Cherry, les frères Russo en roue libre [Critique]

Libérés des studios Marvel le temps d’un long-métrage pour Apple, les frères Russo retrouve Tom Holland autour d’un drame fonctionnel mais parfois excessif.
Un aide-soignant militaire est de retour de la guerre en Irak. Atteint de stress post-traumatique, il se met à braquer des banques pour financer sa dépendance aux opiacés.
Peu discrets suite à l’avènement du dernier Avengers, car intimement persuadés d’être les instigateurs d’une grande et profonde révolution artistique et le revendiquant ouvertement aux micros qu’on leur tend, les frères Russo n’ont dissimulé leur fierté d’emplir les poches (déjà pleines à craquer) du studio de Kevin Feige. Voilà cinq ans que le duo de réalisateurs s’est lancé dans l’aventure Marvel, pleinement dévoués à l’extension de l’univers cinématographique en portant la suite trépidante de Captain America et faisant se succéder les opus milliardaires au box-office. Temporairement extirpés des confrontations super-héroïques au profit de la plateforme Apple TV+, les Russo regagnent la Terre, la nôtre, avec l’adaptation du roman autobiographique de Nico Walker, Cherry. Pas de colosse mauve, pas de gemmes magiques : retour au plausible pour les cinéastes, ou presque – ils n’ont pas dirigé un long-métrage non-Marvel depuis 2006. Mais comme s’il était trop pénible de renoncer à leurs poupées chéries, les deux embarquent le jeune Tom Holland, héros des récents films Spider-Man, signant leur quatrième collaboration avec l’acteur britannique. Étoile montante ayant fait le bonheur de Juan Antonio Bayona (The Impossible), James Gray (The Lost City of Z) et Pixar (En Avant), il campe ici un jeune homme déboussolé, engagé dans l’armée américaine pour oublier sa rupture amoureuse, détraqué par son séjour au front, puis devenu criminel pour financer ses consommations illicites. Un parcours de déchéance et détresse psychologique diamétralement opposé à la désinvolture du monstrueux Endgame.
Après avoir aménagé le plus gros succès de tous les temps, le binôme revoie ses ambitions à la baisse et touche à un cinéma plus modeste. Adolescent amoureux, aide-soignant militaire, junkie braqueur de banques : Cherry colle au train de son protagoniste, ratatiné par l’absurdité de la guerre, et n’en décroche pas.
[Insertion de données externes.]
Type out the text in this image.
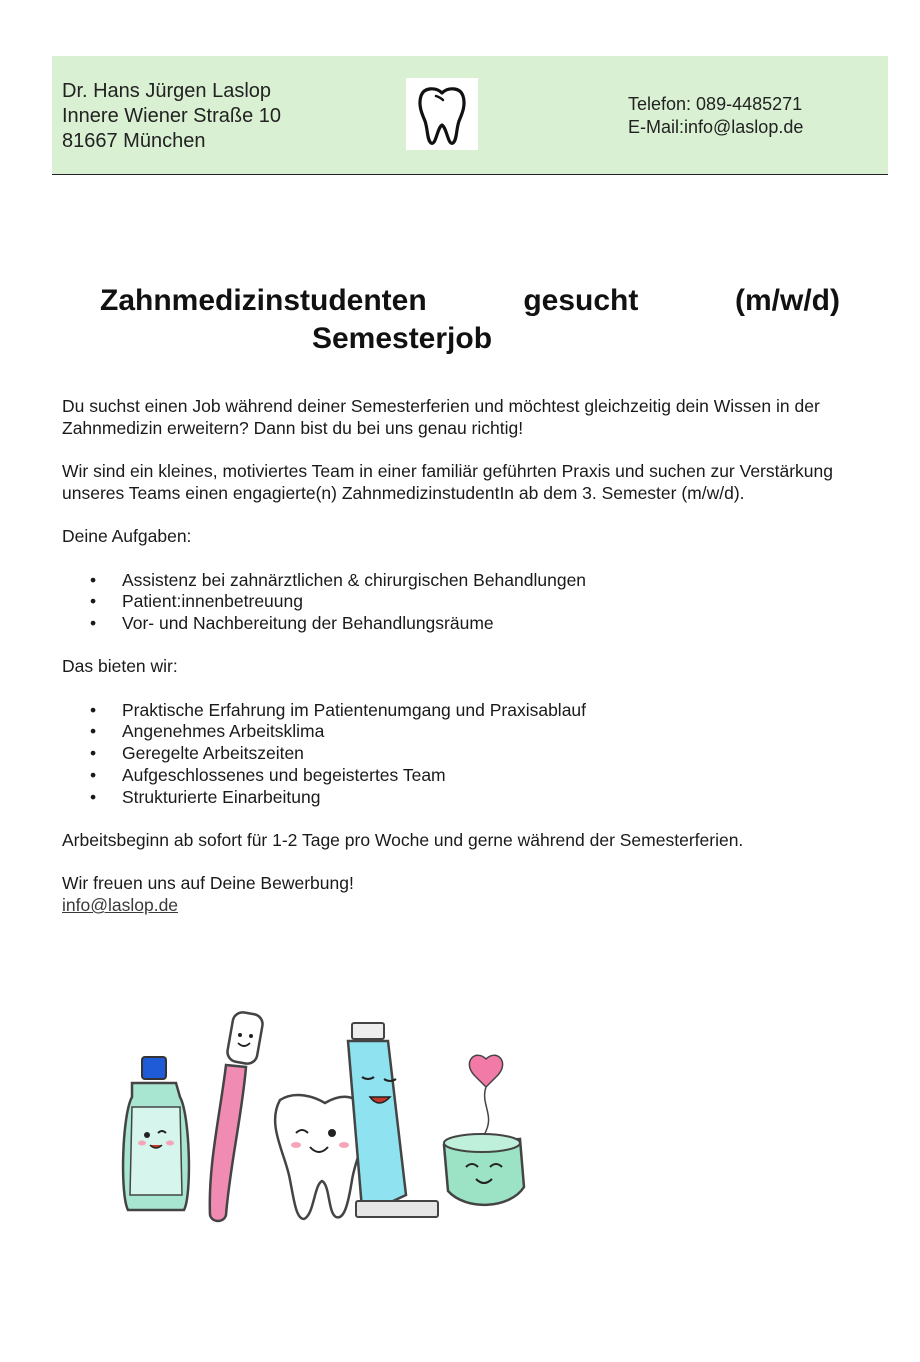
Dr. Hans Jürgen Laslop
Innere Wiener Straße 10
81667 München
Telefon: 089-4485271
E-Mail:info@laslop.de
Zahnmedizinstudenten	gesucht	(m/w/d)
Semesterjob

Du suchst einen Job während deiner Semesterferien und möchtest gleichzeitig dein Wissen in der Zahnmedizin erweitern? Dann bist du bei uns genau richtig!

Wir sind ein kleines, motiviertes Team in einer familiär geführten Praxis und suchen zur Verstärkung unseres Teams einen engagierte(n) ZahnmedizinstudentIn ab dem 3. Semester (m/w/d).

Deine Aufgaben:

• Assistenz bei zahnärztlichen & chirurgischen Behandlungen
• Patient:innenbetreuung
• Vor- und Nachbereitung der Behandlungsräume

Das bieten wir:

• Praktische Erfahrung im Patientenumgang und Praxisablauf
• Angenehmes Arbeitsklima
• Geregelte Arbeitszeiten
• Aufgeschlossenes und begeistertes Team
• Strukturierte Einarbeitung

Arbeitsbeginn ab sofort für 1-2 Tage pro Woche und gerne während der Semesterferien.

Wir freuen uns auf Deine Bewerbung!
info@laslop.de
La pesanteur du sujet sert de prétexte aux Russo pour rompre avec la procédure édulcorée et mécanique des productions Marvel et marque une incontestable rupture en rapport à leurs précédents ouvrages. Les cinéastes alignent les effets de style, les travellings, les ralentis, les effusions de couleurs et de contrastes, clamant haut et fort que leur cinéma n’est pas mort étranglé. L’ensemble porte ses fruits sur plusieurs séquences – le passage en Irak, qui a probablement creusé le budget – mais peine cependant à tenir la cadence sur les deux heures et demie (excessives) de long-métrage. Cherry finit par souffrir de la sur-esthétisation, qui empiète lourdement sur sa narration chapitrée, et l’aspect démonstratif parti pour être un atout conduit gentiment à l’overdose. Devant la caméra, Holland en sort indemne (contrairement à son personnage) et compose impeccablement toutes les facettes de son rôle, s’éloignant de la combinaison moulante de l’araignée à coups de jurons et mine zombiesque. Aussi attaché aux héros de bandes dessinées que peuvent l’être les Russo, le comédien démontre (une fois encore) ses talents de comédien, dont les aptitudes soutiendront bientôt l’adaptation de la franchise vidéoludique Uncharted. Dans leur sophistication du rien, les frères auront conforté l’idée qu’ils savent diriger un acteur à l’avenir prometteur. C’est déjà ça.